Indian Ports Association.
- Formation: 1966
- Legal status: Established under the Societies Registration Act, 1860 enacted by the Parliament of India
- Headquarters: New Delhi.
- Region served: India
- Membership: 12 Major ports of India
- Managing Director: Vikas Narwal
- Parent organization: Ministry of Ports, Shipping and Waterways, Government of India
- Website: Official website

= Indian Ports Association =

Indian statutory body

Indian Ports Association is a statutory and autonomous body registered under the Societies Registration Act and constituted in 1966 to foster growth and development of major ports which are under Ministry of Ports, Shipping and Waterways (MoPSW), Government of India.

== History and Objective ==

The Indian Ports Association was formed in 1966 for controlling the operation of 12 major ports.
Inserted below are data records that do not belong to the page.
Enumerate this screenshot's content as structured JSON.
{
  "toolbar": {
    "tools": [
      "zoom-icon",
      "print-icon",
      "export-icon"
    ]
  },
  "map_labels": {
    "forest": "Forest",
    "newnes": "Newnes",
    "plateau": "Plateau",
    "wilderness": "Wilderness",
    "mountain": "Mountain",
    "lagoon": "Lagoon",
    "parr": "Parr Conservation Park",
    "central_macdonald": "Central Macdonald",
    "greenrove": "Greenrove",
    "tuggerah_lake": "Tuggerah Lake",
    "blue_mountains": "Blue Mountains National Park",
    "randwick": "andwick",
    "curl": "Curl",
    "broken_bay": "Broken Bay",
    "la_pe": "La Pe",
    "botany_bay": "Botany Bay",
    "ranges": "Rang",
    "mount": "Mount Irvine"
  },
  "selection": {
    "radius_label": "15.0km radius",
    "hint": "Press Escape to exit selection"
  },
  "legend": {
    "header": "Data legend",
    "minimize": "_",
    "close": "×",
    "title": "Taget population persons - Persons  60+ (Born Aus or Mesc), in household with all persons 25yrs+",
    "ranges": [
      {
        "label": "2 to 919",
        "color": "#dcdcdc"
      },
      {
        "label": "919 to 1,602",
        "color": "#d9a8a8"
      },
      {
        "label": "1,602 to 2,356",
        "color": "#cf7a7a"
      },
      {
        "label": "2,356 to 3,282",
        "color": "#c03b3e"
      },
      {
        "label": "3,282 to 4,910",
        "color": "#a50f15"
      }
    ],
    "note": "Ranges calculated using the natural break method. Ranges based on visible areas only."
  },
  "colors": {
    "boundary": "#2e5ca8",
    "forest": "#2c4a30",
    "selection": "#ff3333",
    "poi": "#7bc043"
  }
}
It works under the supervision of Ministry of Shipping and was formed with the objective of undertaking research related to planning and organisation, fixing wages of staff working in the 12 ports and making efforts on promoting technical and economic situations relating to ports.

The organisation also acts as an integration of national and international organisations forming part of port and harbour organisations, port management allied activities and liaises between the Ministry of Shipping, ports, and other agencies related to Government. One of the main objectives of the organisation is to promote uniformity and standardise the functions in ports.

Mr. A K Bose is the current Managing Director of the Indian Ports Association.